【マツダ 23年度決算解説】過去最高を更新するために問われる「ラージ」の真価
中期経営計画としてブランド力向上を掲げ、昨期から満を持しての直6ディーゼルのパワートレインを含むラージ製品群を投入したマツダ。CX-60に続いてCX-70,80,90も発表し、ラージ商品群が出そろい、本格的な量産を始めた今期。果たしてブランド戦略は上手くいっているのか。そして販売不振が伝えられる中国はどのように業績に影響を与えているのか。その決算内容を詳細に解説します。
1.過去最高更新!進めてきた北米販売拡大の結実
マツダ決算資料より作成
2024年3月期は売上高、4兆8,277億円(前期比+1兆9億円)、営業利益2,502億円(前期比+1086億円)と増収増益。営業利益率は5.2%、前年同期比+1.5ポイント。売上高、営業利益で過去最高を記録する好決算になりました。
販売台数は前年同期比+8.4万台の120.2万台。23年度は半導体不足が本格的に解消し、生産量が回復した年となりました。販売を地域別にみると、前期比で北米が大きくプラス。アメリカ、メキシコでは過去最高の販売台数を記録。主力車種「CX-5」そして新規に投入した「CX-60 」「CX-90 」のラージ商品群の輸出が増え、販売価格+1台あたりの利益が大きい+円安効果もあり、北米での販売好調が業績を支えています。販売不振が伝えられていた中国でも下げ止まりが見られ、下期からは前年比増。その他市場ではASEANの主力市場であるタイの落ち込みが大きく、前年比減となりました。
マツダ決算資料より作成
営業利益の増減要因を見ると、出荷台数増、構成変化により1252億円のプラス。販売台数の回復とラージ商品群への移行→高価格帯へのシフトが大きな効果を挙げています。マツダは北米への輸出が多いので為替益が大きく出ているかと思いきや、+535億円とそれほど大きくなっていません。これはタイバーツが円安要因によりマイナスとなったため。

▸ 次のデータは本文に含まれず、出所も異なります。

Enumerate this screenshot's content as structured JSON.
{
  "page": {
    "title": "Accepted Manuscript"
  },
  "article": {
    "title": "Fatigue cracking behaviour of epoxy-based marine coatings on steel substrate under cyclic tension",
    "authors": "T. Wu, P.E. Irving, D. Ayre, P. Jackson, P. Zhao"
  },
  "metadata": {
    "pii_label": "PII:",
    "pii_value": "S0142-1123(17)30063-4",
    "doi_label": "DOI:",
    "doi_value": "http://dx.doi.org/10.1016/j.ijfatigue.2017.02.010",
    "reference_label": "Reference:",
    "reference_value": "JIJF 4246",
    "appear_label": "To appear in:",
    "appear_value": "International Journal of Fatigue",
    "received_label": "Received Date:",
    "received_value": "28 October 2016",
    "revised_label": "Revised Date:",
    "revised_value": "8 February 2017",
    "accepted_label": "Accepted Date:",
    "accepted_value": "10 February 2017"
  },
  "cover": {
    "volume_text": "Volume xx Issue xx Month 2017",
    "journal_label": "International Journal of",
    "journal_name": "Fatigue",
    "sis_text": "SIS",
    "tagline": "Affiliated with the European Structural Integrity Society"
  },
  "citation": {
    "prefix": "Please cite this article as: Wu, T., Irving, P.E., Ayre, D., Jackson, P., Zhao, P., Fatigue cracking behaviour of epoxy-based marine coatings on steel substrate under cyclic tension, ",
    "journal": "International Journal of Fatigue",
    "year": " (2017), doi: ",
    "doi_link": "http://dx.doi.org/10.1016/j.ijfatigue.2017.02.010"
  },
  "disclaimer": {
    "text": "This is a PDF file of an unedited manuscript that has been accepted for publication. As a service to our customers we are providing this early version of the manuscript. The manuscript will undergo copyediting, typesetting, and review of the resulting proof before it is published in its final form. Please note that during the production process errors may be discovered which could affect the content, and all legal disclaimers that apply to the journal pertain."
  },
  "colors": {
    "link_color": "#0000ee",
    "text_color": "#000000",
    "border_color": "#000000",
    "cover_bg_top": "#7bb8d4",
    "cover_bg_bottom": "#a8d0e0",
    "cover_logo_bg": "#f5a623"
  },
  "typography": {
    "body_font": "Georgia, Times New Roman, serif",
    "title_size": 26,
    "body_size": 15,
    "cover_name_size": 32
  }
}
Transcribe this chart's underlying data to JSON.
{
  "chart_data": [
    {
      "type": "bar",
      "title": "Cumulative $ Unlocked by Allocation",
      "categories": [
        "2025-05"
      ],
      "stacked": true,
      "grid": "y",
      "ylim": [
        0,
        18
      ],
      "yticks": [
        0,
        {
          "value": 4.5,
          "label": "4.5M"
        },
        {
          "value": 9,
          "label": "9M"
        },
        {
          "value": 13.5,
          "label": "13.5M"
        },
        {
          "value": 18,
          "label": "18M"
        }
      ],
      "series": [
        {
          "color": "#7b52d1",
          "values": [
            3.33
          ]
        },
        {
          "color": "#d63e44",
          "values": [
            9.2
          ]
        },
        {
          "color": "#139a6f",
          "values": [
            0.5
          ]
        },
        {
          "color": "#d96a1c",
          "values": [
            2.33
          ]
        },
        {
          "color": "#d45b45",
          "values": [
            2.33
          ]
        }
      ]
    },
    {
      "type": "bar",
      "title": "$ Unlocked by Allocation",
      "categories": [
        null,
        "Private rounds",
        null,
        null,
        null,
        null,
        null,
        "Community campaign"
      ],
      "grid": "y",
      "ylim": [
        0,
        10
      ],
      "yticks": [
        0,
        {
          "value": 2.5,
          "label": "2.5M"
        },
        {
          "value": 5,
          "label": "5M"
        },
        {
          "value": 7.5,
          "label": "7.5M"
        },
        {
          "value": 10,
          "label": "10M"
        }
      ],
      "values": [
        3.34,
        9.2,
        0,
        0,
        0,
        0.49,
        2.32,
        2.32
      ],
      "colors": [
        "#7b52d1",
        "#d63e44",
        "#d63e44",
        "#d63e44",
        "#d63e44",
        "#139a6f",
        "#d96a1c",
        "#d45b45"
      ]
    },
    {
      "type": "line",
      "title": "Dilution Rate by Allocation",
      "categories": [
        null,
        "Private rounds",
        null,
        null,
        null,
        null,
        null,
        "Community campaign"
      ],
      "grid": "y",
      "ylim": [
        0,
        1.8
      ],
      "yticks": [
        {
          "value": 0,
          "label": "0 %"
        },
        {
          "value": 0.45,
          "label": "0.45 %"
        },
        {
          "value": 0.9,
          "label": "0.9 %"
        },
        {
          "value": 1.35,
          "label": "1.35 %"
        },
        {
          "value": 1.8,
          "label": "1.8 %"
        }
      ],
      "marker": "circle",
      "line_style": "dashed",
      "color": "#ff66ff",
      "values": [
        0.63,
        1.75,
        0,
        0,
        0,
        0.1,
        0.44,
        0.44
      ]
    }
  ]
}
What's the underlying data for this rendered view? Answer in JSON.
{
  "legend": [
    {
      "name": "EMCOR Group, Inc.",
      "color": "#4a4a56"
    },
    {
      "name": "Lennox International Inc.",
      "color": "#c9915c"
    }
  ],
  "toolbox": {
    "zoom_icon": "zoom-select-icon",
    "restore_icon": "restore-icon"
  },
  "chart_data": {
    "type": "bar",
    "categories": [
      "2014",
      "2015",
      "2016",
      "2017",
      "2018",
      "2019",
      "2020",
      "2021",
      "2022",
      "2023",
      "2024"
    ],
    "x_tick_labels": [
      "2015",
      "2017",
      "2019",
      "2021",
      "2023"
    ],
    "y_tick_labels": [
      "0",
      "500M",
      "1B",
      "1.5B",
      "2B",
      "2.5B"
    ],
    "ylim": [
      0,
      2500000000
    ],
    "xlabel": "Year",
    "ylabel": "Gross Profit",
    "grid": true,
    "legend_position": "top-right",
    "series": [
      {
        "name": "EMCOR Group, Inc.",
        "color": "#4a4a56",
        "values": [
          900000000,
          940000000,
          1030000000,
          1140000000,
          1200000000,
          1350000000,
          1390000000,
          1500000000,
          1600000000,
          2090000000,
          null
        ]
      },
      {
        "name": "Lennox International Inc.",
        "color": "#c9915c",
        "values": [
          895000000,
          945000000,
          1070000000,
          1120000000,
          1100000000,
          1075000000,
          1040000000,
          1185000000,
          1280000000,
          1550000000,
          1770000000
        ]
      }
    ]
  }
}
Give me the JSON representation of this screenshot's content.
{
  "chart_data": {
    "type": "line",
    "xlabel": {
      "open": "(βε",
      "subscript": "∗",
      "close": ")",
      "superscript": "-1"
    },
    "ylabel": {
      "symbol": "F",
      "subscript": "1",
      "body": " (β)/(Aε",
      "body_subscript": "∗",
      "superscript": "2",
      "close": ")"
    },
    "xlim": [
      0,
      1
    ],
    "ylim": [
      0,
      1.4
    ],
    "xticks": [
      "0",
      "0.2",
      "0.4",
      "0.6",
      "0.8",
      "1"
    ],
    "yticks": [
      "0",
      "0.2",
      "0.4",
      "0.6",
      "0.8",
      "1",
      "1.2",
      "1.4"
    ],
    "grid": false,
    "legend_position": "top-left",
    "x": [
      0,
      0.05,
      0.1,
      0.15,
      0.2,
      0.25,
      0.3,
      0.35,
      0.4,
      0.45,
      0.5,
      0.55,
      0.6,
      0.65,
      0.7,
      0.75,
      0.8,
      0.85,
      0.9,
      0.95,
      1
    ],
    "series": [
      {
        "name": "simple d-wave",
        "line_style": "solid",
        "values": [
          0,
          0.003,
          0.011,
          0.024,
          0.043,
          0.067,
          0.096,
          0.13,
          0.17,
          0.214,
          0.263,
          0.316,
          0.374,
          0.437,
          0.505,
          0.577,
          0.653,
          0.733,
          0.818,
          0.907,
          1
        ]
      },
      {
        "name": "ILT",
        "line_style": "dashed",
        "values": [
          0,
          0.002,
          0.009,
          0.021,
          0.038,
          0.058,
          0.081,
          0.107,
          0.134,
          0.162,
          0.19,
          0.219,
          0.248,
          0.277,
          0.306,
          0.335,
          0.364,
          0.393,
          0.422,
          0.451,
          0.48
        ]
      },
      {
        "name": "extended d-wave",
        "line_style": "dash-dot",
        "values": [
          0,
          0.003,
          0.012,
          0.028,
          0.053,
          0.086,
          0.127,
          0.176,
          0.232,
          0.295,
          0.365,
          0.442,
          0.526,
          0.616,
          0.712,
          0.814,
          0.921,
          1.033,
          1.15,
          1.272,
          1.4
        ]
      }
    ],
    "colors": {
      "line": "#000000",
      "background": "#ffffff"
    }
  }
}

そして気になるのは固定費他の増加、▲838億円と悪化していることです。ラージ商品群でのリコールなどによる品質費用、マーケティング=広告費用/研究開発費の増加が悪化の原因。品質費用は知事的な要因ではあるものの、満を持して投入したラージ商品群で不具合が散発し、リコールも多発。営業利益を押し下げる結果となりました。のリコールが続いており、また固定費の増加は長期的に業績を悪化させる要因となり、「過去最高」の業績でも将来に一抹の不安が残る内容となっています。